Enrico Frigerio
Librìa, Melfi 2009
111 pagine, ill.,
prezzo: 14,00 €
testo in italiano
In una società ossessionata dal “taylorismo industriale” e dalla “stakanovismo sovietico” come la nostra, per fortuna c’è ancora qualcuno che rinnega la vita vissuta al parossismo e consacrata agli emblemi del consumo “veloce” per scegliere, controcorrente, di “scalare la marcia”, a beneficio non solo di una più consapevole visione della professione di architetto ma anche di un approccio culturale ed esistenziale che privilegia, in generale, la “qualità” alla “quantità”. Enrico Frigerio è tra questi.
Questo piccolo e gradevole libricino, concepito quasi totalmente senza immagini per non “distrarre” l’attenzione (c’è solo qualche piccolo schizzo), lasciando pieno spazio alle parole e attraverso un linguaggio schietto e ben poco influenzato dall’ “architettese”, getta luce sul concetto di “Slow Architecture” introdotto da Frigerio alcuni anni fa e incoraggia energicamente il lettore a una riflessione critica sulla professione di architetto oggi.
Mutuando da Perec le ”istruzioni per l’uso” del titolo e da Carlo Petrini il termine “slow”, qui applicato all’architettura invece che al “food”, Frigerio riprende il filo del discorso già iniziato con la mostra-manifesto “Frigerio Design Group – A journey in Slow Architecture”, affacciatasi alla ribalta europea (Firenze, Milano, Ferrara, Copenaghen, Praga,…) nel 2006.
Fare “Slow Architecture” significa prima di tutto, per l’architetto, scendere dal piedistallo del “demiurgo” per perseguire con umiltà e coerenza una genuina “cultura del fare” in barba alla globalizzazione, nel rispetto delle specificità del luogo e della natura, di processi produttivi ecosostenibili e di una progettualità lungimirante che riguarda l’intero ciclo della “vita utile” dell’edificio, dal germe ideativo della forma alla gestione dell’opera.
Lo dimostrano bene alcuni lavori dell’architetto torinese (il recupero dell’ex area Sambonet a Vercelli; l’ampliamento del quartier generale di un gruppo bancario a Parma; i nuovi magazzini Sambonet a Novara; il concorso a Jeddah; la tribuna ecologica del circuito di Imola; la ristrutturazione di un parco sulla tangenziale Milano/Lecco; la palestra a Giussano, MI) in cui si coglie la rara umiltà del progettista che, deponendo il proprio “ego”, declina con forte sensibilità le sue competenze a servizio di un’architettura più etica e scrupolosa nei confronti dei bisogni dell’utenza, nel rispetto dell’ambiente, dei costi e i tempi di produzione, rinunciando tuttavia a suggestioni vernacolari per perseguire scelte critiche motivate e sempre attuali.

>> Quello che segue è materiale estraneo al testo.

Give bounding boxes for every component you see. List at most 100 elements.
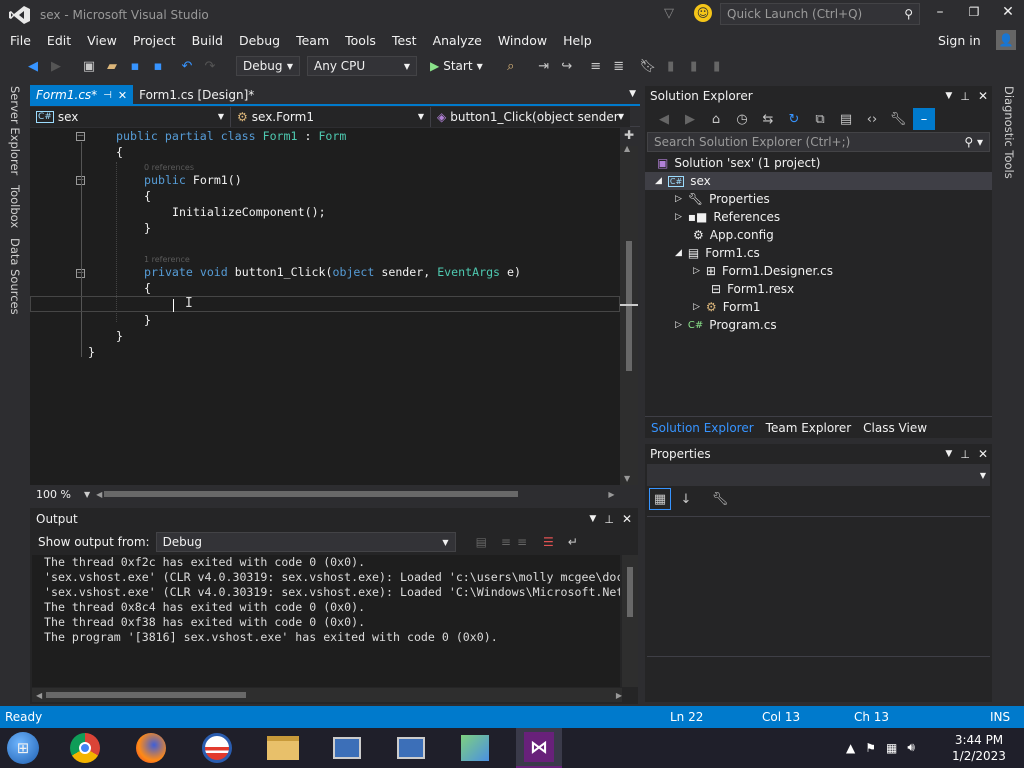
- menu-test[interactable]: Test: [384, 30, 425, 52]
- menu-view[interactable]: View: [79, 30, 125, 52]
- menu-build[interactable]: Build: [184, 30, 231, 52]
- zoom-level-select[interactable]: 100 %: [30, 488, 84, 501]
- preview-icon[interactable]: –: [913, 108, 935, 130]
- menu-edit[interactable]: Edit: [39, 30, 79, 52]
- window-options-icon[interactable]: ▼: [589, 514, 596, 524]
- start-button[interactable]: ▶ Start ▼: [426, 59, 487, 73]
- editor-vertical-scrollbar[interactable]: ▲ ▼: [620, 144, 638, 485]
- view-code-icon[interactable]: ‹›: [861, 108, 883, 130]
- server-explorer-tab[interactable]: Server Explorer: [8, 86, 22, 175]
- step-icon[interactable]: ⇥: [533, 55, 555, 77]
- tree-references[interactable]: ▷ ▪■ References: [645, 208, 992, 226]
- output-source-select[interactable]: Debug ▼: [155, 532, 456, 552]
- messenger-icon[interactable]: [452, 728, 498, 768]
- menu-tools[interactable]: Tools: [337, 30, 384, 52]
- redo-icon[interactable]: ↷: [199, 55, 221, 77]
- properties-wrench-icon[interactable]: 🔧︎: [887, 108, 909, 130]
- editor-horizontal-scroll-thumb[interactable]: [104, 491, 519, 497]
- split-editor-icon[interactable]: ✚: [622, 128, 636, 144]
- chevron-down-icon[interactable]: ▼: [84, 490, 90, 499]
- toolbox-tab[interactable]: Toolbox: [8, 185, 22, 228]
- property-pages-icon[interactable]: 🔧︎: [709, 488, 731, 510]
- feedback-smiley-icon[interactable]: ☺: [694, 4, 712, 22]
- show-all-files-icon[interactable]: ▤: [835, 108, 857, 130]
- collapsed-arrow-icon[interactable]: ▷: [693, 302, 700, 312]
- find-message-icon[interactable]: ▤: [476, 535, 487, 549]
- quick-launch-input[interactable]: Quick Launch (Ctrl+Q) ⚲: [720, 3, 920, 25]
- uncomment-icon[interactable]: ≣: [608, 55, 630, 77]
- account-avatar[interactable]: 👤: [996, 30, 1016, 50]
- visual-studio-taskbar-icon[interactable]: ⋈: [516, 728, 562, 768]
- start-orb-icon[interactable]: ⊞: [0, 728, 46, 768]
- scroll-thumb[interactable]: [627, 567, 633, 617]
- new-project-icon[interactable]: ▣: [78, 55, 100, 77]
- save-all-icon[interactable]: ▪: [147, 55, 169, 77]
- collapse-all-icon[interactable]: ⧉: [809, 108, 831, 130]
- scroll-thumb[interactable]: [46, 692, 246, 698]
- diagnostic-tools-tab[interactable]: Diagnostic Tools: [1002, 86, 1016, 179]
- undo-icon[interactable]: ↶: [176, 55, 198, 77]
- open-file-icon[interactable]: ▰: [101, 55, 123, 77]
- previous-message-icon[interactable]: ≡: [501, 535, 511, 549]
- code-lens-references[interactable]: 1 reference: [88, 252, 620, 264]
- next-bookmark-icon[interactable]: ▮: [683, 55, 705, 77]
- code-lens-references[interactable]: 0 references: [88, 160, 620, 172]
- volume-icon[interactable]: 🔊︎: [907, 740, 915, 755]
- collapse-class-icon[interactable]: –: [76, 131, 85, 141]
- window-options-icon[interactable]: ▼: [945, 449, 952, 459]
- pin-icon[interactable]: ⊣: [103, 90, 112, 101]
- network-icon[interactable]: ▦: [886, 741, 897, 755]
- tab-team-explorer[interactable]: Team Explorer: [760, 418, 858, 438]
- tree-form1-class[interactable]: ▷ ⚙︎ Form1: [645, 298, 992, 316]
- properties-object-select[interactable]: ▼: [647, 464, 990, 486]
- close-pane-icon[interactable]: ✕: [978, 89, 988, 103]
- tree-app-config[interactable]: ⚙︎ App.config: [645, 226, 992, 244]
- output-text[interactable]: The thread 0xf2c has exited with code 0 …: [32, 555, 620, 687]
- bookmark-icon[interactable]: 🔖︎: [637, 55, 659, 77]
- collapsed-arrow-icon[interactable]: ▷: [675, 212, 682, 222]
- tree-program-cs[interactable]: ▷ C# Program.cs: [645, 316, 992, 334]
- tree-form1-resx[interactable]: ⊟ Form1.resx: [645, 280, 992, 298]
- comment-icon[interactable]: ≡: [585, 55, 607, 77]
- scroll-left-icon[interactable]: ◀: [96, 490, 102, 499]
- code-editor[interactable]: – – – public partial class Form1 : Form …: [30, 128, 620, 485]
- scroll-right-icon[interactable]: ▶: [608, 490, 614, 499]
- categorized-icon[interactable]: ▦: [649, 488, 671, 510]
- tab-list-dropdown-icon[interactable]: ▼: [629, 89, 636, 99]
- pin-icon[interactable]: ⊥: [604, 513, 614, 526]
- platform-select[interactable]: Any CPU ▼: [307, 56, 417, 76]
- tree-form1-designer[interactable]: ▷ ⊞ Form1.Designer.cs: [645, 262, 992, 280]
- scroll-right-icon[interactable]: ▶: [616, 691, 622, 700]
- forward-icon[interactable]: ▶: [45, 55, 67, 77]
- scroll-left-icon[interactable]: ◀: [36, 691, 42, 700]
- configuration-select[interactable]: Debug ▼: [236, 56, 300, 76]
- next-message-icon[interactable]: ≡: [517, 535, 527, 549]
- tab-class-view[interactable]: Class View: [857, 418, 933, 438]
- close-pane-icon[interactable]: ✕: [978, 447, 988, 461]
- alphabetical-icon[interactable]: ↓: [675, 488, 697, 510]
- collapsed-arrow-icon[interactable]: ▷: [675, 194, 682, 204]
- scroll-up-icon[interactable]: ▲: [624, 144, 630, 153]
- menu-team[interactable]: Team: [288, 30, 337, 52]
- scroll-thumb[interactable]: [626, 241, 632, 371]
- tab-form1-cs[interactable]: Form1.cs* ⊣ ✕: [30, 85, 134, 105]
- expanded-arrow-icon[interactable]: ◢: [675, 248, 682, 258]
- tab-form1-design[interactable]: Form1.cs [Design]*: [133, 85, 260, 105]
- tray-expand-icon[interactable]: ▲: [846, 741, 855, 755]
- tab-solution-explorer[interactable]: Solution Explorer: [645, 418, 760, 438]
- find-icon[interactable]: ⌕: [500, 55, 522, 77]
- network-app-icon[interactable]: [388, 728, 434, 768]
- close-pane-icon[interactable]: ✕: [622, 512, 632, 526]
- menu-help[interactable]: Help: [555, 30, 600, 52]
- minimize-button[interactable]: –: [930, 4, 950, 20]
- step-over-icon[interactable]: ↪: [556, 55, 578, 77]
- close-window-button[interactable]: ✕: [998, 4, 1018, 20]
- data-sources-tab[interactable]: Data Sources: [8, 238, 22, 315]
- prev-bookmark-icon[interactable]: ▮: [660, 55, 682, 77]
- output-horizontal-scrollbar[interactable]: ◀ ▶: [32, 688, 622, 702]
- menu-file[interactable]: File: [2, 30, 39, 52]
- collapsed-arrow-icon[interactable]: ▷: [675, 320, 682, 330]
- menu-window[interactable]: Window: [490, 30, 555, 52]
- project-nav-select[interactable]: C# sex ▼: [30, 106, 230, 127]
- chrome-icon[interactable]: [62, 728, 108, 768]
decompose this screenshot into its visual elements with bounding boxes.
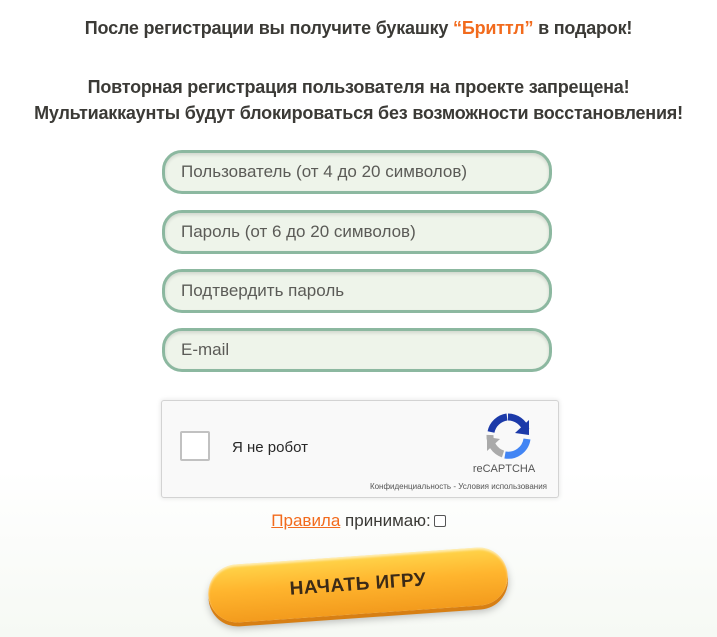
- gift-notice-prefix: После регистрации вы получите букашку: [84, 18, 454, 38]
- email-input[interactable]: [162, 328, 552, 372]
- username-input[interactable]: [162, 150, 552, 194]
- rules-row: Правила принимаю:: [0, 511, 717, 531]
- start-game-button[interactable]: НАЧАТЬ ИГРУ: [206, 545, 510, 625]
- recaptcha-terms-link[interactable]: Условия использования: [458, 482, 547, 491]
- recaptcha-widget: Я не робот reCAPTCHA Конфиденциальность …: [161, 400, 559, 498]
- recaptcha-label: Я не робот: [232, 439, 308, 456]
- recaptcha-links: Конфиденциальность - Условия использован…: [302, 482, 547, 491]
- rules-link[interactable]: Правила: [271, 511, 340, 530]
- recaptcha-checkbox[interactable]: [180, 431, 210, 461]
- recaptcha-brand: reCAPTCHA: [472, 463, 536, 475]
- rules-accept-checkbox[interactable]: [433, 515, 446, 527]
- warning-line-1: Повторная регистрация пользователя на пр…: [87, 77, 630, 97]
- recaptcha-icon: [486, 413, 531, 459]
- rules-accept-label: принимаю:: [340, 511, 431, 530]
- gift-name: “Бриттл”: [453, 18, 534, 38]
- gift-notice-suffix: в подарок!: [533, 18, 633, 38]
- registration-page: После регистрации вы получите букашку “Б…: [0, 0, 717, 637]
- warning-line-2: Мультиаккаунты будут блокироваться без в…: [34, 103, 683, 123]
- recaptcha-privacy-link[interactable]: Конфиденциальность: [370, 482, 451, 491]
- password-input[interactable]: [162, 210, 552, 254]
- gift-notice: После регистрации вы получите букашку “Б…: [0, 18, 717, 39]
- confirm-password-input[interactable]: [162, 269, 552, 313]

Tra le altre “istruzioni per l’uso” della “Slow Architecture”, emergono anche la necessità di una continua ricerca per acquisire la piena padronanza degli strumenti sia “teorici” che “pratici” del mestiere, l’esigenza di un approccio progettuale che sappia garantire la flessibilità e la capacità progressiva di rinnovamento dell’opera nel tempo, l’impegno a una qualità totale e a una cooperazione sinergica tra gli attori del processo compositivo.
Se davvero, come dice Frigerio, “la nostra vita dipende dalla qualità degli spazi in cui viviamo”, la responsabilità dell’architetto è enorme. Ben venga allora il contributo di chi sa fare il mestiere con onestà intellettuale, “senza gridare e senza barare”, facendosi promotore di un più cosciente e concreto “umanesimo” a servizio di un reale miglioramento della qualità della vita.